Der atheistische Autor Thomas Glavinic formuliert in seinem Roman „Unterwegs im Namen des Herrn“, in dem er seine Teilnahme an einer Pilgerfahrt nach Medjugorje beschreibt:

„Das ist es: Mich machen diese harten Gesichter mittlerweise aggressiv. In keinem Gesicht erkenne ich das, was ich erwartet habe, nämlich mindestens Offenheit und Freundlichkeit, wenn schon keine Liebe. Hier haben alle diesen harten Blick. […] Ich habe hier noch immer keinen einzigen Menschen gesehen, der Lebensfreude ausstrahlt oder zumindest das Gefühl vermittelt, er würde seinen Brüdern und Schwestern im Glauben mit Sympathie begegenen. Die hier, die mögen überhaupt niemanden, das sind bloß verstörte und verängstigte, im Grunde ganz rohe Seelen.“

„… ich schlendere durch die Reihen und betrachte die Gesichter der Menschen. Deswegen bin ich ja auch hier, ich will verstehen, was sie antreibt, ob sie so sind wie ich, ob sie mir gar nicht so fern sind, wie ich denke. Das ist es, was ich mir wünsche. Doch die Gesichter sagen mir wenig. Sie sind leer. Das gefällt mir nicht, weil es allen Vorurteilen entspricht, die Leute wie ich hegen. Ich würde gern etwas sehen, was es mir ermöglichen würde, mich ihnen wenigstens auf eine leise Art verbunden zu fühlen, etwas, was mich mit ihnen mitfühlen lässt, etwas, was mich mit dem Glauben an sich versöhnt. […]“

Bei diesen Textstellen ist mir Papst Franziskus in den Sinn gekommen.
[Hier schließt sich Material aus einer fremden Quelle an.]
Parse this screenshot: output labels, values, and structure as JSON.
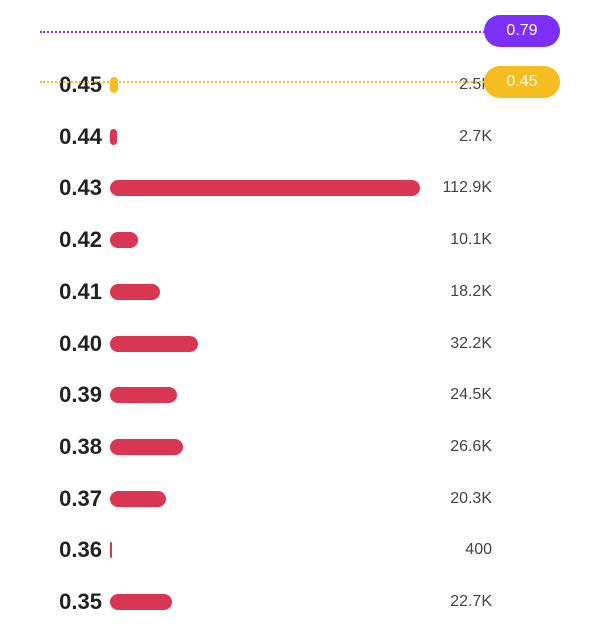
{
  "colors": {
    "bar": "#d93654",
    "current_bar": "#f5bd1f",
    "upper_marker": "#7b2ff7",
    "current_marker": "#f5bd1f"
  },
  "markers": {
    "upper": {
      "label": "0.79"
    },
    "current": {
      "label": "0.45"
    }
  },
  "levels": [
    {
      "price": "0.45",
      "volume_label": "2.5K",
      "volume": 2500,
      "highlight": true
    },
    {
      "price": "0.44",
      "volume_label": "2.7K",
      "volume": 2700
    },
    {
      "price": "0.43",
      "volume_label": "112.9K",
      "volume": 112900
    },
    {
      "price": "0.42",
      "volume_label": "10.1K",
      "volume": 10100
    },
    {
      "price": "0.41",
      "volume_label": "18.2K",
      "volume": 18200
    },
    {
      "price": "0.40",
      "volume_label": "32.2K",
      "volume": 32200
    },
    {
      "price": "0.39",
      "volume_label": "24.5K",
      "volume": 24500
    },
    {
      "price": "0.38",
      "volume_label": "26.6K",
      "volume": 26600
    },
    {
      "price": "0.37",
      "volume_label": "20.3K",
      "volume": 20300
    },
    {
      "price": "0.36",
      "volume_label": "400",
      "volume": 400
    },
    {
      "price": "0.35",
      "volume_label": "22.7K",
      "volume": 22700
    }
  ]
}
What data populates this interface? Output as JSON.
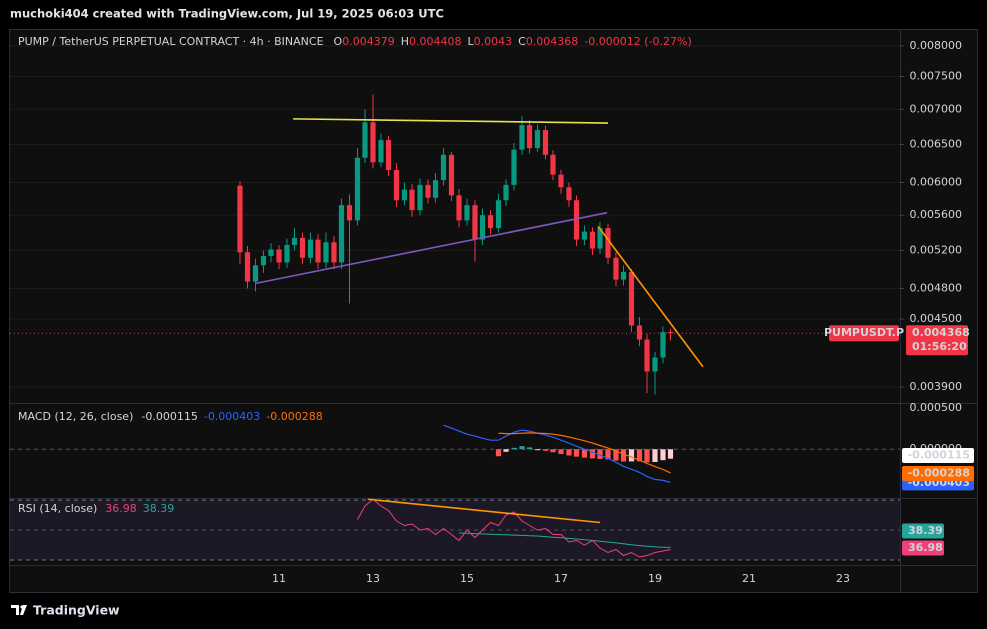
{
  "header": {
    "credit": "muchoki404 created with TradingView.com, Jul 19, 2025 06:03 UTC"
  },
  "footer": {
    "brand": "TradingView"
  },
  "chart_data": [
    {
      "type": "candlestick",
      "title": "PUMP / TetherUS PERPETUAL CONTRACT · 4h · BINANCE",
      "ohlc_labels": [
        "O",
        "H",
        "L",
        "C"
      ],
      "change": "-0.000012 (-0.27%)",
      "symbol": "PUMPUSDT.P",
      "countdown": "01:56:20",
      "up_color": "#089981",
      "down_color": "#f23645",
      "log_scale": true,
      "grid": true,
      "xlim": [
        5.277,
        24.213
      ],
      "xticks": [
        11,
        13,
        15,
        17,
        19,
        21,
        23
      ],
      "ylim": [
        0.003779,
        0.008272
      ],
      "yticks": [
        {
          "value": 0.008,
          "label": "0.008000"
        },
        {
          "value": 0.0075,
          "label": "0.007500"
        },
        {
          "value": 0.007,
          "label": "0.007000"
        },
        {
          "value": 0.0065,
          "label": "0.006500"
        },
        {
          "value": 0.006,
          "label": "0.006000"
        },
        {
          "value": 0.0056,
          "label": "0.005600"
        },
        {
          "value": 0.0052,
          "label": "0.005200"
        },
        {
          "value": 0.0048,
          "label": "0.004800"
        },
        {
          "value": 0.0045,
          "label": "0.004500"
        },
        {
          "value": 0.0039,
          "label": "0.003900"
        }
      ],
      "x": [
        10.17,
        10.33,
        10.5,
        10.67,
        10.83,
        11,
        11.17,
        11.33,
        11.5,
        11.67,
        11.83,
        12,
        12.17,
        12.33,
        12.5,
        12.67,
        12.83,
        13,
        13.17,
        13.33,
        13.5,
        13.67,
        13.83,
        14,
        14.17,
        14.33,
        14.5,
        14.67,
        14.83,
        15,
        15.17,
        15.33,
        15.5,
        15.67,
        15.83,
        16,
        16.17,
        16.33,
        16.5,
        16.67,
        16.83,
        17,
        17.17,
        17.33,
        17.5,
        17.67,
        17.83,
        18,
        18.17,
        18.33,
        18.5,
        18.67,
        18.83,
        19,
        19.17,
        19.33
      ],
      "open": [
        0.00596,
        0.00518,
        0.00487,
        0.00504,
        0.00514,
        0.00521,
        0.00507,
        0.00526,
        0.00534,
        0.00512,
        0.00532,
        0.00507,
        0.00529,
        0.00507,
        0.00572,
        0.00554,
        0.00632,
        0.00681,
        0.00626,
        0.00656,
        0.00616,
        0.00578,
        0.00591,
        0.00566,
        0.00597,
        0.00581,
        0.00603,
        0.00636,
        0.00584,
        0.00554,
        0.00572,
        0.00532,
        0.0056,
        0.00545,
        0.00578,
        0.00597,
        0.00643,
        0.00677,
        0.00645,
        0.0067,
        0.00636,
        0.0061,
        0.00594,
        0.00578,
        0.00532,
        0.00541,
        0.00522,
        0.00545,
        0.00512,
        0.00489,
        0.00497,
        0.00444,
        0.00431,
        0.00403,
        0.00415,
        0.004379
      ],
      "high": [
        0.00602,
        0.00525,
        0.00511,
        0.0052,
        0.00528,
        0.00526,
        0.00533,
        0.00545,
        0.0054,
        0.0054,
        0.00538,
        0.0054,
        0.00536,
        0.0058,
        0.00585,
        0.00645,
        0.007,
        0.00722,
        0.00665,
        0.00662,
        0.00625,
        0.006,
        0.00598,
        0.00605,
        0.00604,
        0.00612,
        0.00645,
        0.0064,
        0.00592,
        0.0058,
        0.00578,
        0.00568,
        0.00566,
        0.00586,
        0.00604,
        0.00652,
        0.0069,
        0.00684,
        0.00678,
        0.00676,
        0.00642,
        0.00616,
        0.006,
        0.00584,
        0.00548,
        0.00546,
        0.00552,
        0.0055,
        0.00518,
        0.00504,
        0.005,
        0.00452,
        0.00436,
        0.0042,
        0.00443,
        0.004408
      ],
      "low": [
        0.00505,
        0.0048,
        0.00477,
        0.00496,
        0.00507,
        0.005,
        0.00501,
        0.0052,
        0.00505,
        0.00506,
        0.005,
        0.00501,
        0.005,
        0.005,
        0.00465,
        0.00548,
        0.00625,
        0.00618,
        0.0062,
        0.00608,
        0.0057,
        0.00572,
        0.00558,
        0.0056,
        0.00574,
        0.00575,
        0.00596,
        0.00577,
        0.00546,
        0.00548,
        0.00508,
        0.00526,
        0.00538,
        0.0054,
        0.00571,
        0.0059,
        0.00636,
        0.00638,
        0.0064,
        0.0063,
        0.00603,
        0.00586,
        0.0057,
        0.00525,
        0.00526,
        0.00515,
        0.00516,
        0.00505,
        0.00482,
        0.00483,
        0.00438,
        0.00425,
        0.00385,
        0.00384,
        0.0041,
        0.0043
      ],
      "close": [
        0.00518,
        0.00487,
        0.00504,
        0.00514,
        0.00521,
        0.00507,
        0.00526,
        0.00534,
        0.00512,
        0.00532,
        0.00507,
        0.00529,
        0.00507,
        0.00572,
        0.00554,
        0.00632,
        0.00681,
        0.00626,
        0.00656,
        0.00616,
        0.00578,
        0.00591,
        0.00566,
        0.00597,
        0.00581,
        0.00603,
        0.00636,
        0.00584,
        0.00554,
        0.00572,
        0.00532,
        0.0056,
        0.00545,
        0.00578,
        0.00597,
        0.00643,
        0.00677,
        0.00645,
        0.0067,
        0.00636,
        0.0061,
        0.00594,
        0.00578,
        0.00532,
        0.00541,
        0.00522,
        0.00545,
        0.00512,
        0.00489,
        0.00497,
        0.00444,
        0.00431,
        0.00403,
        0.00415,
        0.004379,
        0.004368
      ],
      "trendlines": [
        {
          "color": "#e8e34a",
          "x": [
            11.3,
            18.0
          ],
          "y": [
            0.00686,
            0.0068
          ]
        },
        {
          "color": "#7e57c2",
          "x": [
            10.49,
            17.98
          ],
          "y": [
            0.00485,
            0.00563
          ]
        },
        {
          "color": "#ff9800",
          "x": [
            17.79,
            20.02
          ],
          "y": [
            0.00547,
            0.00407
          ]
        }
      ]
    },
    {
      "type": "macd",
      "title": "MACD (12, 26, close)",
      "ylim": [
        -0.00058,
        0.000537
      ],
      "yticks": [
        {
          "value": 0.0005,
          "label": "0.000500"
        },
        {
          "value": 0,
          "label": "0.000000"
        }
      ],
      "hist_up_color": "#26a69a",
      "hist_down_color": "#ff5252",
      "hist_fade_color": "#ffcdd2",
      "macd_color": "#2962ff",
      "signal_color": "#ff6d00",
      "histogram": [
        null,
        null,
        null,
        null,
        null,
        null,
        null,
        null,
        null,
        null,
        null,
        null,
        null,
        null,
        null,
        null,
        null,
        null,
        null,
        null,
        null,
        null,
        null,
        null,
        null,
        null,
        null,
        null,
        null,
        null,
        null,
        null,
        null,
        -8.5e-05,
        -3.1e-05,
        1.7e-05,
        3.7e-05,
        2.2e-05,
        -1e-06,
        -2e-05,
        -3.6e-05,
        -5.8e-05,
        -7.6e-05,
        -9e-05,
        -0.000102,
        -0.000111,
        -0.000118,
        -0.000124,
        -0.000138,
        -0.000149,
        -0.000148,
        -0.000148,
        -0.000158,
        -0.000155,
        -0.000133,
        -0.000115
      ],
      "macd": [
        null,
        null,
        null,
        null,
        null,
        null,
        null,
        null,
        null,
        null,
        null,
        null,
        null,
        null,
        null,
        null,
        null,
        null,
        null,
        null,
        null,
        null,
        null,
        null,
        null,
        null,
        0.00029,
        0.000256,
        0.00022,
        0.000183,
        0.000159,
        0.000134,
        0.00011,
        0.00011,
        0.000159,
        0.000207,
        0.000232,
        0.00022,
        0.000195,
        0.000171,
        0.000146,
        0.00011,
        7.3e-05,
        3.7e-05,
        0,
        -3.7e-05,
        -7.3e-05,
        -0.00011,
        -0.000159,
        -0.000207,
        -0.000244,
        -0.000281,
        -0.00033,
        -0.000366,
        -0.000378,
        -0.000403
      ],
      "signal": [
        null,
        null,
        null,
        null,
        null,
        null,
        null,
        null,
        null,
        null,
        null,
        null,
        null,
        null,
        null,
        null,
        null,
        null,
        null,
        null,
        null,
        null,
        null,
        null,
        null,
        null,
        null,
        null,
        null,
        null,
        null,
        null,
        null,
        0.000195,
        0.00019,
        0.00019,
        0.000195,
        0.000198,
        0.000196,
        0.000191,
        0.000182,
        0.000168,
        0.000149,
        0.000127,
        0.000102,
        7.4e-05,
        4.5e-05,
        1.4e-05,
        -2.1e-05,
        -5.8e-05,
        -9.6e-05,
        -0.000133,
        -0.000172,
        -0.000211,
        -0.000245,
        -0.000288
      ]
    },
    {
      "type": "rsi",
      "title": "RSI (14, close)",
      "ylim": [
        27.33,
        70.67
      ],
      "rsi_color": "#f0407a",
      "ma_color": "#26a69a",
      "band_color": "#ff9800",
      "rsi": [
        null,
        null,
        null,
        null,
        null,
        null,
        null,
        null,
        null,
        null,
        null,
        null,
        null,
        null,
        null,
        57,
        66,
        70.5,
        66,
        63,
        56,
        53,
        54,
        50,
        51,
        47,
        51,
        47,
        43,
        50,
        45,
        50,
        55,
        53,
        60,
        62,
        56,
        53,
        50,
        51,
        47,
        47,
        42,
        43,
        40,
        43,
        38,
        35,
        37,
        33,
        35,
        32,
        33,
        35,
        36,
        36.98
      ],
      "rsi_ma": [
        null,
        null,
        null,
        null,
        null,
        null,
        null,
        null,
        null,
        null,
        null,
        null,
        null,
        null,
        null,
        null,
        null,
        null,
        null,
        null,
        null,
        null,
        null,
        null,
        null,
        null,
        null,
        null,
        48,
        47.8,
        47.6,
        47.4,
        47.2,
        47,
        46.8,
        46.6,
        46.4,
        46.2,
        46,
        45.6,
        45.2,
        44.8,
        44.4,
        44,
        43.5,
        43,
        42.5,
        42,
        41.4,
        40.8,
        40.2,
        39.6,
        39.1,
        38.7,
        38.5,
        38.39
      ],
      "trendlines": [
        {
          "x": [
            12.89,
            17.83
          ],
          "y": [
            70.5,
            55
          ]
        }
      ]
    }
  ]
}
Er beschreibt in Evangelii gaudium „Christen, deren Lebensart wie eine Fastenzeit ohne Ostern erscheint.“ (EG 6). Sie sind unerlöst, weil sie letzten Endes im Materiellen verhaftet sind und der Glaube an die Auferstehung noch nicht ihr Leben erreicht hat.

Ich halte diese Rückmeldung von außen für sehr wichtig. Wenn der Glaube zu Lebensferne und Freudlosigkeit führt … wie können Christen dann für Fernstehende einladend sein?